Travel Weekly understands the September 30 end date for issuing Atol-protected RCNs could be extended next week after Travlaw senior partner Matt Gatenby warned: “The end of September sees the end of the ability to offer Atol-protected RCNs. But they are there for a reason. We still have a winter season to get through.”
The government confirmed Atol-protection of RCNs in mid-July, following months of delay, when the CAA issued guidance that this “currently will not apply” to RCNs issued after September 30.
The CAA declined to comment, but a senior industry source said: “In the CAA world, you can’t issue RCNs after the end of the month.
“The worry is it suddenly stops. The CAA is looking at it. They are aware of the urgency.
“The world has moved on [since the deadline was set]. The reality is the early winter market is going to be adversely affected [by quarantine restrictions]. The crisis is not averted.
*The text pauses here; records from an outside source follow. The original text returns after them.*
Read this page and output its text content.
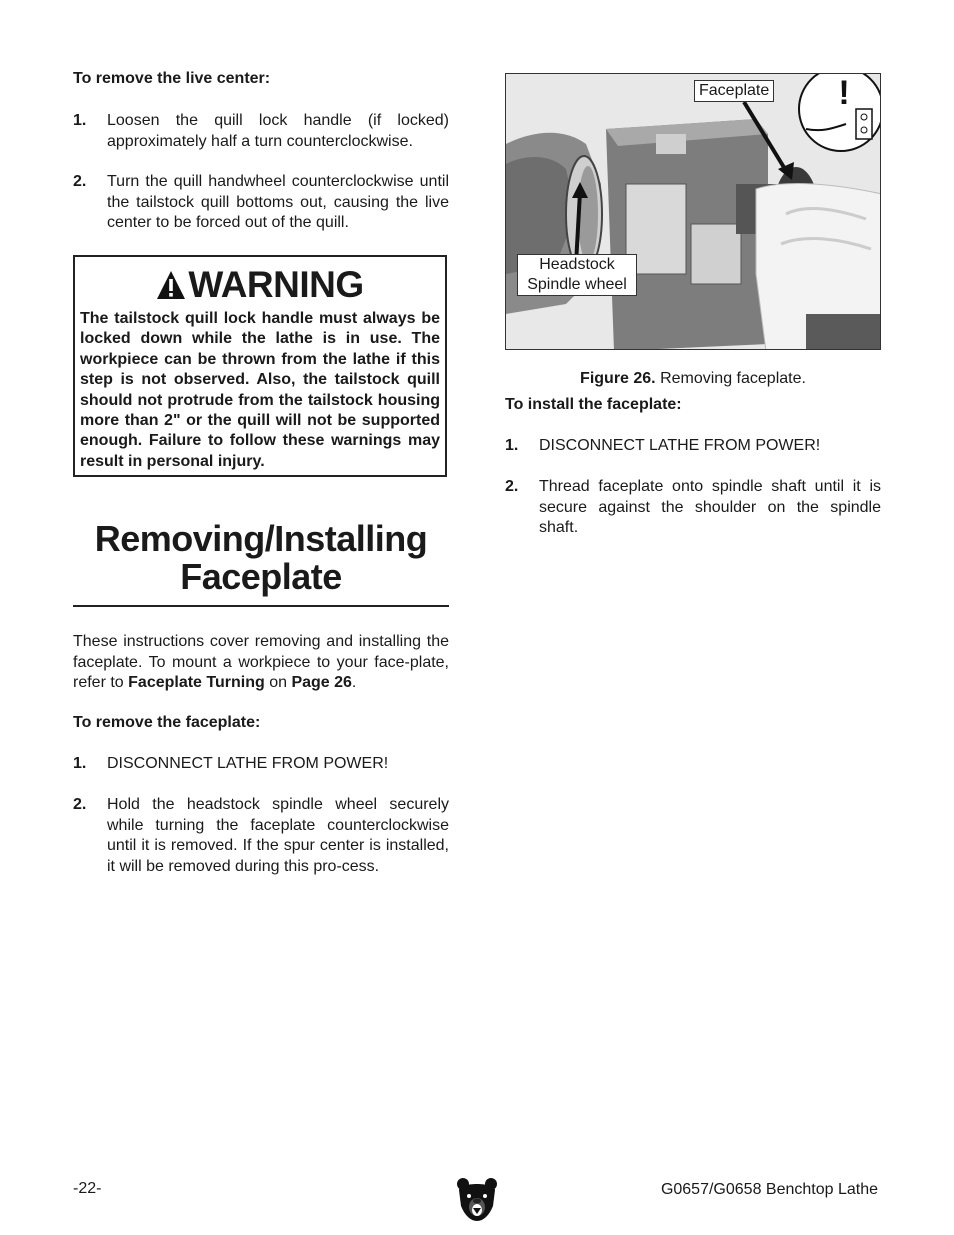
To remove the live center:

1. Loosen the quill lock handle (if locked) approximately half a turn counterclockwise.
2. Turn the quill handwheel counterclockwise until the tailstock quill bottoms out, causing the live center to be forced out of the quill.
WARNING
The tailstock quill lock handle must always be locked down while the lathe is in use. The workpiece can be thrown from the lathe if this step is not observed. Also, the tailstock quill should not protrude from the tailstock housing more than 2" or the quill will not be supported enough. Failure to follow these warnings may result in personal injury.
Removing/Installing
Faceplate

These instructions cover removing and installing the faceplate. To mount a workpiece to your face-plate, refer to Faceplate Turning on Page 26.

To remove the faceplate:

1. DISCONNECT LATHE FROM POWER!
2. Hold the headstock spindle wheel securely while turning the faceplate counterclockwise until it is removed. If the spur center is installed, it will be removed during this pro-cess.
!
Faceplate
Headstock
Spindle wheel

Figure 26. Removing faceplate.

To install the faceplate:

1. DISCONNECT LATHE FROM POWER!
2. Thread faceplate onto spindle shaft until it is secure against the shoulder on the spindle shaft.
-22-	G0657/G0658 Benchtop Lathe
If anything, it’s likely to become more difficult.”
The source added: “It would be odd if Atol-holders have to make cash refunds for cancellations from October 1 when they haven’t refunded cash for cancellations made six months ago.”
A second senior source said: “There is a discussion of the planned end date for RCNs, but nothing has been decided.”
The warning on RCNs came as the government set out a raft of new restrictions, including a requirement for all shop staff to wear face masks.Prime minister Boris Johnson declared Britain had reached “a perilous turning point” and warned of “significantly greater restrictions” to come.
Travel Weekly understands the September Atol-renewal process will be completed on time next week. But industry sources dismissed a Sunday Telegraph report that “the travel industry is line for its biggest shake-up in half a century” as “watchdogs prepare sweeping changes to reflect public anger over delayed refunds”.
The Telegraph suggested: “Travel operators will be forced to ring-fence customer deposits” with “changes implemented over the next few weeks.”
But a senior source insisted: “The government knows nothing about this. The CAA knows nothing about it. All sorts of things need to be looked at post-crisis, but nobody thinks it would be sensible to do it now. It would remove what little liquidity there is in the system and make things worse.”
A second industry source suggested the CAA might “hint” that it is considering reform this week, but said: “This is in the baby-steps stage. Nothing will happen until next year at the earliest and then it would involve a consultation.”
Tui reported “volatile changes in travel advice” had led to “higher customer refund obligations during late August and September” which had reduced the funds it has available from €2.4 billion on August 12 to €2 billion at the start of this week.